(updated below - Update II - Update III - Update IV)
My report for the Cato Institute on the effects of full-scale drug decriminalization in Portugal -- the background for which I wrote about here -- is now available online. It can be read here, and the .pdf is here. I'll be at Cato tomorrow to present the report at noon, and the event can be watched live here. Drug policy is being more openly debated than ever before in the U.S. (Time 's Joe Klein just wrote a column advocating marijuana legalization), and the unambiguous success of Portugal's 2001 decriminalization -- which is what enabled the Portuguese Government to address their exploding drug problems in the 1990s and to achieve far better results than virtually every other Western country -- provides a compelling empirical basis for understanding the profound failures of the American approach.
I'm traveling today and it's unlikely I'll be able to write again, but today is the deadline for the Obama DOJ either to release 3 key, still-secret OLC torture memos or explain to the court why they refuse to do so.

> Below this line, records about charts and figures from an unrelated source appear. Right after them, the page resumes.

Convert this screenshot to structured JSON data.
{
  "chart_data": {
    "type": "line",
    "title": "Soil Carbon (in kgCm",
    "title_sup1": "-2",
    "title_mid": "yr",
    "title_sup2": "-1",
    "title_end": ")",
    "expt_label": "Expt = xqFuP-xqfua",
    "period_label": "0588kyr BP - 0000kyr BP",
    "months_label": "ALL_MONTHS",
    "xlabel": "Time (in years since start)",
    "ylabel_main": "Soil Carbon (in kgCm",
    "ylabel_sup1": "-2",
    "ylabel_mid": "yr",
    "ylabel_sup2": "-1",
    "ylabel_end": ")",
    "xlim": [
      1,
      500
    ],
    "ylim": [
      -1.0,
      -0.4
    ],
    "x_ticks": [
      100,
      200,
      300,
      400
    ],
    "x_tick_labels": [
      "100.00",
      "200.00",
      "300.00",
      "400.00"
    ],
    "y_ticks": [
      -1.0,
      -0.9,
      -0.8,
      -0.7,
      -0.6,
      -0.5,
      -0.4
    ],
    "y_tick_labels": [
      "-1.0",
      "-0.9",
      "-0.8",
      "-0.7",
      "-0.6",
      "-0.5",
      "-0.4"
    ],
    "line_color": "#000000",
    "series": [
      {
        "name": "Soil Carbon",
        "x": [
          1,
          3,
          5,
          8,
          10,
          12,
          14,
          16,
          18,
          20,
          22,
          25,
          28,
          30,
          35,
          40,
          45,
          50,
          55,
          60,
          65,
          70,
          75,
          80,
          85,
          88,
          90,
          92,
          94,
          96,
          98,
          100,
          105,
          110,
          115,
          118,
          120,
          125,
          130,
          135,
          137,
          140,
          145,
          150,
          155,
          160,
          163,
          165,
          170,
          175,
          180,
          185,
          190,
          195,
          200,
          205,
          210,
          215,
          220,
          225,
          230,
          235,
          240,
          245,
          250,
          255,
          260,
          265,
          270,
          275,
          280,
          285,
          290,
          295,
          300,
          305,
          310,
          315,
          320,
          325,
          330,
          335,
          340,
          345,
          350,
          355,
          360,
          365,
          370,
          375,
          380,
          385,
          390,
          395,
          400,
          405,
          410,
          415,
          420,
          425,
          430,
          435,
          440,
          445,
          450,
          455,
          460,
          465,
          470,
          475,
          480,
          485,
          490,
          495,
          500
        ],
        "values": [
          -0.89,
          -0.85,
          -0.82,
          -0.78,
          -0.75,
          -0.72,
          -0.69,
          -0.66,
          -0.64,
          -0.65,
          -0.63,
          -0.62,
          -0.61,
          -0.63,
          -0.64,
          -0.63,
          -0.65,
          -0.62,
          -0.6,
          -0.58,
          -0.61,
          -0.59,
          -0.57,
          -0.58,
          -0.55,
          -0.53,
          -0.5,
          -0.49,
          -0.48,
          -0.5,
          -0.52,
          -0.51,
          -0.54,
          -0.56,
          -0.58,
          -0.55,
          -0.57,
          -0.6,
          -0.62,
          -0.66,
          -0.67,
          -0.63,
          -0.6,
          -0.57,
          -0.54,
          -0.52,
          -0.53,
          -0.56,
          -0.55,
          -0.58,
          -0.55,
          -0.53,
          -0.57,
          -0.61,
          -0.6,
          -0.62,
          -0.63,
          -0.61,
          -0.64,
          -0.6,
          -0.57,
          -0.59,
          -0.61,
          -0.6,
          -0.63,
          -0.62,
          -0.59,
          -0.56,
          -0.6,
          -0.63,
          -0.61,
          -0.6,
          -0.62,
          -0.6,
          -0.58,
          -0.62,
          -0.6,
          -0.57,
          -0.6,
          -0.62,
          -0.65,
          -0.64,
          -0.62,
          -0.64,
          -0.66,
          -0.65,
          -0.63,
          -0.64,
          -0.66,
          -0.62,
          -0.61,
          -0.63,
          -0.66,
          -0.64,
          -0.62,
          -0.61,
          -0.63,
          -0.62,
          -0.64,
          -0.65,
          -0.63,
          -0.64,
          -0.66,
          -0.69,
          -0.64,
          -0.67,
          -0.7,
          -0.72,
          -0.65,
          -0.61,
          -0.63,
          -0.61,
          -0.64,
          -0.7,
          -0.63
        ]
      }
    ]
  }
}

A report two weeks ago from Newsweek's Michael Isikoff (which quoted an anonymous Obama official as describing the memos as "ugly") claimed that Obama had disregarded the emphatic objections from ex-CIA Director Michael Hayden and others in the intelligence community and had decided to disclose the documents in full, but a New York Times article this week indicated that no decision has been made because of very adamant objections to disclosure from the likes of Obama counter-terrorism adviser John Brennan (whose pending appointment to be CIA Director, it's worth recalling, was opposed precisely because he was clearly an advocate for some of the worst CIA abuses of the Bush era).
I will have an interview with the ACLU's Jameel Jaffer, lead counsel in the ACLU's litigation to compel disclosure of these documents, as soon as the ACLU receives the response from the DOJ. As always, it's worth underscoring here that most of the work to compel disclosure of Bush-era secrets has been, and still is being, performed not by our establishment media or the Congress -- both of whose responsibility it is do so -- but by the ACLU and similar organizations using the power of FOIA requests and litigations to extract these secrets (it was the ACLU's lawsuit, for instance, which compelled the release of the 9 OLC memos last month which were so extreme and caused such furor).
Finally, as a reminder: I'll be on Bill Moyers' Journal tomorrow night, along with Democracy Now's Amy Goodman, talking about the establishment and independent media. Local listings are here.
UPDATE: I just learned from the ACLU that the Obama DOJ has requested yet another extension of the deadline to disclose these documents, indicating -- at the very least -- that they are not yet committed to disclosure and nothing will happen today. It remains to be seen how long their extension will be, but given how many extensions they've already sought and obtained, it is likely it will be a very short one. These OLC memos are probably the most vivid and inflammatory of all the DOJ torture-authorizing documents, and there is clearly concern in the Obama administration that their release with only further inflame the demands for investigations and prosecutions. Needless to say, that is not a legitimate basis for withholding critical government documents, particularly ones that purported to authorize blatant war crimes.
UPDATE II: I'll be on C-SPAN's Washington Journal tomorrow morning (Friday) from 8:00-8:45 a.m. The program is also streamed live online here, and the program will be archived on C-SPAN's site shortly thereafter.
UPDATE III: My segment on Washington Journal this morning, which I think was actually more substantive than most televisions discussions (the questions from the host and call-in audience were almost uninformly quite good), can be viewed here.
UPDATE IV: Those interested can view the Moyers segment, broadcast tonight, here.